17. "Property damage" means:
a. Physical injury to tangible property, including all resulting loss of use of that property. All such loss of use shall be deemed to occur at the time of the physical injury that caused it; or
b. Loss of use of tangible property that is not physically injured. All such loss of use shall be deemed to occur at the time of the "occurrence" that caused it."
The appellate court reversed.
In its decision, the appellate court ruled that, liberally construing Mr. Saleh's pleadings, Mr. Saleh had alleged in his first lawsuit that he had been damaged when Leis had failed to communicate with him because his name indicated he was Muslim or Arab. Mr. Saleh asserted that Leis had discriminated against him because of his race, religion, or ethnic background, which had caused him to suffer damages.

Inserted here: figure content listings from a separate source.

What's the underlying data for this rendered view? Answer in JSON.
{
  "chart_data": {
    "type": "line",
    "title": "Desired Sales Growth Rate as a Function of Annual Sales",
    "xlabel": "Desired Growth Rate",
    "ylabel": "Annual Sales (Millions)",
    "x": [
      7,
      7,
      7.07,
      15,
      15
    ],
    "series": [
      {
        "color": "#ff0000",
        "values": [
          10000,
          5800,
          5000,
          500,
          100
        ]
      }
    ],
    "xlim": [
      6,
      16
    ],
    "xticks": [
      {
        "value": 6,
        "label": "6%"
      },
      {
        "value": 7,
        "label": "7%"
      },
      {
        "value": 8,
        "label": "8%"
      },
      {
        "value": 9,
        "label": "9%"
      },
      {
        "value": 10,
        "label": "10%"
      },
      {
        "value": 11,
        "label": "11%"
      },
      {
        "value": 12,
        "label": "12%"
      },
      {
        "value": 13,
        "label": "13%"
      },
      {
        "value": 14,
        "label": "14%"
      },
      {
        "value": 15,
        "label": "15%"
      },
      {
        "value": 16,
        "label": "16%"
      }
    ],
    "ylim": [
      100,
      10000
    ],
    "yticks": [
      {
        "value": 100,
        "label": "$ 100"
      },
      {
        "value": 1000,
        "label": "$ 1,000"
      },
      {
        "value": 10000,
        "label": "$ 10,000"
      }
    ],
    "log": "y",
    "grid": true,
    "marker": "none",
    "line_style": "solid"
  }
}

The appellate court added that, in the second lawsuit, Mr. Saleh had alleged that he had been damaged because Leis had conspired with others to file a false return of service.
The appellate court found that Mr. Saleh had made "no allegation" that he had suffered "bodily injury, sickness or disease or physical injury or loss of use of tangible property."
According to the appellate court, neither the discrimination alleged by Mr. Saleh nor the alleged conspiracy to file a false return of service constituted an allegation of bodily injury or property damage. It held that Mr. Saleh's actions "did not state a cause of action for bodily injury or property damage covered under the terms of the [Liberty policy]."
The appellate court concluded that, in light of Mr. Saleh's failure to allege any bodily injury or property damage, Liberty did not have a duty to defend Leis against Mr. Saleh's claims, that Liberty had not breached the policy, and that Leis' claims under Chapters 541 and 542 of the Texas Insurance Code similarly failed.